Tudo isso manifesta o que a escada ensinou:
equilibrar o céu e a terra, integridade e sobrevivência, espírito e matéria.
IX. BOOTSTRAP ESPIRITUAL — O RETORNO PROFÉTICO
O documento místico resume a mensagem profética:
“Yaakov volta porque D’us diz: Eu estarei contigo.
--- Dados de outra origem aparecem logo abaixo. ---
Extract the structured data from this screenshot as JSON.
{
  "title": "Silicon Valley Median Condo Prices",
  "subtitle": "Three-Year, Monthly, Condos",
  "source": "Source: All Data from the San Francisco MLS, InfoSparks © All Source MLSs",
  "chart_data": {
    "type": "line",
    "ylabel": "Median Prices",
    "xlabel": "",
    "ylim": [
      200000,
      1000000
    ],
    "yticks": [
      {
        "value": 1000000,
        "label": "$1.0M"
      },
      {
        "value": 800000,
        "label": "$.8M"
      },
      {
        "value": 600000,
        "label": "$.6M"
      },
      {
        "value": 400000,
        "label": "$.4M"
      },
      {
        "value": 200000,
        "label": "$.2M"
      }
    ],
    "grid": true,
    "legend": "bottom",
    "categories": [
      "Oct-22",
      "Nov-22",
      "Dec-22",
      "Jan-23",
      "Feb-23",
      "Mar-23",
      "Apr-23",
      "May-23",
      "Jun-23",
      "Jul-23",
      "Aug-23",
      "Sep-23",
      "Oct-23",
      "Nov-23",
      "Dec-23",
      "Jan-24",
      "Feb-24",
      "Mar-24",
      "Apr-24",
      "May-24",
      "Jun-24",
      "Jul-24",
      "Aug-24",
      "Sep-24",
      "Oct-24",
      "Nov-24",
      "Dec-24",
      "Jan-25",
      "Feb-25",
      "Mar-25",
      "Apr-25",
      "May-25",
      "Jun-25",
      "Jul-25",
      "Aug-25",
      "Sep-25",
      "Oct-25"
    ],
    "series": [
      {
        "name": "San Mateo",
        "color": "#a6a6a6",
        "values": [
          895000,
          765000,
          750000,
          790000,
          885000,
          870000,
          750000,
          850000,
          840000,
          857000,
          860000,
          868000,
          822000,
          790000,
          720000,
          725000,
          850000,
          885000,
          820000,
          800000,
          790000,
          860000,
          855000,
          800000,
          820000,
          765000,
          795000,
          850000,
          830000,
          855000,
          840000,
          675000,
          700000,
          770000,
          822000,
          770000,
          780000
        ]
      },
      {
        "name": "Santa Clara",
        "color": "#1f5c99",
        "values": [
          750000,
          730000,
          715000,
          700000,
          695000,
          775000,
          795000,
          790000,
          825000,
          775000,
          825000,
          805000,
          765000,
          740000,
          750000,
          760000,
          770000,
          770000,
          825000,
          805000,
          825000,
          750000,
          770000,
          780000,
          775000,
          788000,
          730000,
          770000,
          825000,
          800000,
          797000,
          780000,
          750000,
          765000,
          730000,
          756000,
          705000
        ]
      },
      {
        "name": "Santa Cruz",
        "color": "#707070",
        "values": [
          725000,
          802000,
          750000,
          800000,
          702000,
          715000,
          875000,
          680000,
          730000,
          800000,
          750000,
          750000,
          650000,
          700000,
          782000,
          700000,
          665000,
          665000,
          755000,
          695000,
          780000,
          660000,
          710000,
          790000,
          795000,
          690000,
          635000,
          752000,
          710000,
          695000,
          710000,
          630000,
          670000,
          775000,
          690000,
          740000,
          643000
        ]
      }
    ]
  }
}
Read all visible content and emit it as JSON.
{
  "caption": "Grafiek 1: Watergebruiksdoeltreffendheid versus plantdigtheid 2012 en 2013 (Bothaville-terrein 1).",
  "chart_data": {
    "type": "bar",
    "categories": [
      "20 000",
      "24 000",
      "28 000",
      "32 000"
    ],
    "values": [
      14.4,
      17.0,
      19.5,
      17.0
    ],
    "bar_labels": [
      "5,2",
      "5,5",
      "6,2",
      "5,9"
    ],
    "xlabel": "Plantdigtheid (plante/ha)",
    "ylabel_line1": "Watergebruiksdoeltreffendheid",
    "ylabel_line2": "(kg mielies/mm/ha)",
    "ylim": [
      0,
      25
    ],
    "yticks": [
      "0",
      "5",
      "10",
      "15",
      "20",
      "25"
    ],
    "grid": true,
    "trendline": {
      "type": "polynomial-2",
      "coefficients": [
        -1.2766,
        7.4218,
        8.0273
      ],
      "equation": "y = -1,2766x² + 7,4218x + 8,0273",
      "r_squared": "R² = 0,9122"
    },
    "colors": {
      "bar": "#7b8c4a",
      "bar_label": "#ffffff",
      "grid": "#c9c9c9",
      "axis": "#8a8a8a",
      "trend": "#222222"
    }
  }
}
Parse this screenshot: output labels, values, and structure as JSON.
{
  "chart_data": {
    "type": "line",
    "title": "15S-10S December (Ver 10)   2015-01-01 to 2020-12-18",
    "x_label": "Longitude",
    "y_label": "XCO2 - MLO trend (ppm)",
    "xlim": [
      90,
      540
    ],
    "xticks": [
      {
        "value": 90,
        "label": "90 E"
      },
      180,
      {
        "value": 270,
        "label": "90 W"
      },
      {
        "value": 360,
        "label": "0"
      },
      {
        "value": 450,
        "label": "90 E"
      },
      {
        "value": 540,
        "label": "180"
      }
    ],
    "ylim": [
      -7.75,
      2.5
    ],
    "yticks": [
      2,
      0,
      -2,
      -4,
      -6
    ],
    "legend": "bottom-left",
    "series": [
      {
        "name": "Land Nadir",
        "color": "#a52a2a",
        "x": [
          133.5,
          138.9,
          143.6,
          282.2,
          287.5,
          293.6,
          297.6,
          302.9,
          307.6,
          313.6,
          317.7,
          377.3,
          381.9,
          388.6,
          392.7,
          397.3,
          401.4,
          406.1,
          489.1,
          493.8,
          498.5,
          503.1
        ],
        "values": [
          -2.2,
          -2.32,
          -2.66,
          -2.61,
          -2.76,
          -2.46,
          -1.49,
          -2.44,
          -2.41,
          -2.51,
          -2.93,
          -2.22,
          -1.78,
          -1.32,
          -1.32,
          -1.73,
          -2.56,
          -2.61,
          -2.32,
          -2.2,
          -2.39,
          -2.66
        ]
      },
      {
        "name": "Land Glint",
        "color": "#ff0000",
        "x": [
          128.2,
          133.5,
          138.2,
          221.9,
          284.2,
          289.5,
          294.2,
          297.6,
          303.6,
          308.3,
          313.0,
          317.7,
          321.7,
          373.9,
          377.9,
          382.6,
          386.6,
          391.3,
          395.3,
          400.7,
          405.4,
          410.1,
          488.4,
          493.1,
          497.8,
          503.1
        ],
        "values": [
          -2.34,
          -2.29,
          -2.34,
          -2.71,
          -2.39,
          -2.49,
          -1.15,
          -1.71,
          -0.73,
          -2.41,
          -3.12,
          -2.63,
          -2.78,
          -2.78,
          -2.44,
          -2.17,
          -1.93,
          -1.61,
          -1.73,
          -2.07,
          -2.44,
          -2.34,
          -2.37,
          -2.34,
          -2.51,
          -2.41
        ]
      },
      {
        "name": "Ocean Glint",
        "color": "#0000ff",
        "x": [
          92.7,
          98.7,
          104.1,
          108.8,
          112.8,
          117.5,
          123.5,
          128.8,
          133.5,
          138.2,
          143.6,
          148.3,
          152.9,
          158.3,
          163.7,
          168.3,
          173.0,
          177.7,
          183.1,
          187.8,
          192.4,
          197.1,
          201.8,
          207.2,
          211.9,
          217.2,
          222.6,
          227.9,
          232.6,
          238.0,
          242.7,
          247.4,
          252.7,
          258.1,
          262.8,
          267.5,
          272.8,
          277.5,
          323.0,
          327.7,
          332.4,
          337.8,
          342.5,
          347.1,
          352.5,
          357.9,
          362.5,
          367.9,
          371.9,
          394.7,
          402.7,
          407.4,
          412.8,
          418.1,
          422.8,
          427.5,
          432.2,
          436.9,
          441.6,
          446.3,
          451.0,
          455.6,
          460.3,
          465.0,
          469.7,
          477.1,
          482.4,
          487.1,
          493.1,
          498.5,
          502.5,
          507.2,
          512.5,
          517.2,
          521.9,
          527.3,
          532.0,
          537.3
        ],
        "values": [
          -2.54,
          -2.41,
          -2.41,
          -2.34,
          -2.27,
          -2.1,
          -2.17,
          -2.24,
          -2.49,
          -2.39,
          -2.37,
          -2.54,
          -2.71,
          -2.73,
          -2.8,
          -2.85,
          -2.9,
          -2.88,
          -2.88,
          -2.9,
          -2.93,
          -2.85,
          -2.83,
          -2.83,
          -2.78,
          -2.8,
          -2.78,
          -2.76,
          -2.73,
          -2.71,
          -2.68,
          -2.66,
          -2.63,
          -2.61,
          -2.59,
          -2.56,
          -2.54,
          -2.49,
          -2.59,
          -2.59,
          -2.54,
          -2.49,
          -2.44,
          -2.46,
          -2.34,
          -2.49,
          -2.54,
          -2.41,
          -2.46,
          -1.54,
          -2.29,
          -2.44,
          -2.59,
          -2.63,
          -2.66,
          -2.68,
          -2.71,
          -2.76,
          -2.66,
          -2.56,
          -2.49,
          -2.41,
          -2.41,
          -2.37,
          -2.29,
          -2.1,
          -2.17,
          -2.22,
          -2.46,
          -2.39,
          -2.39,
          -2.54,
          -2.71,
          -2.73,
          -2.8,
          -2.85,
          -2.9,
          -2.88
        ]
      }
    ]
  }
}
Esse eco é o retorno espiritual de Israel.”
O retorno físico de Yaakov antecipa o retorno escatológico de Israel e de todos que sobem a escada através da Torá e do Mashiach.
X. A MENSAGEM CENTRAL PARA NÓS
Vayetzê ensina:
Haverá momentos em que D’us nos tira de Beer-Sheva e nos envia para Charan;
Haverá noites em que o sol se põe cedo para nos colocar no lugar da revelação;
Haverá pedras duras que se tornam travesseiros sagrados;
Haverá escadas invisíveis onde anjos sobem e descem avaliando nosso potencial;
Haverá um D’us ao nosso lado, não no topo distante.
E acima de tudo:
O homem só alcança o céu quando mantém os pés firmes na terra.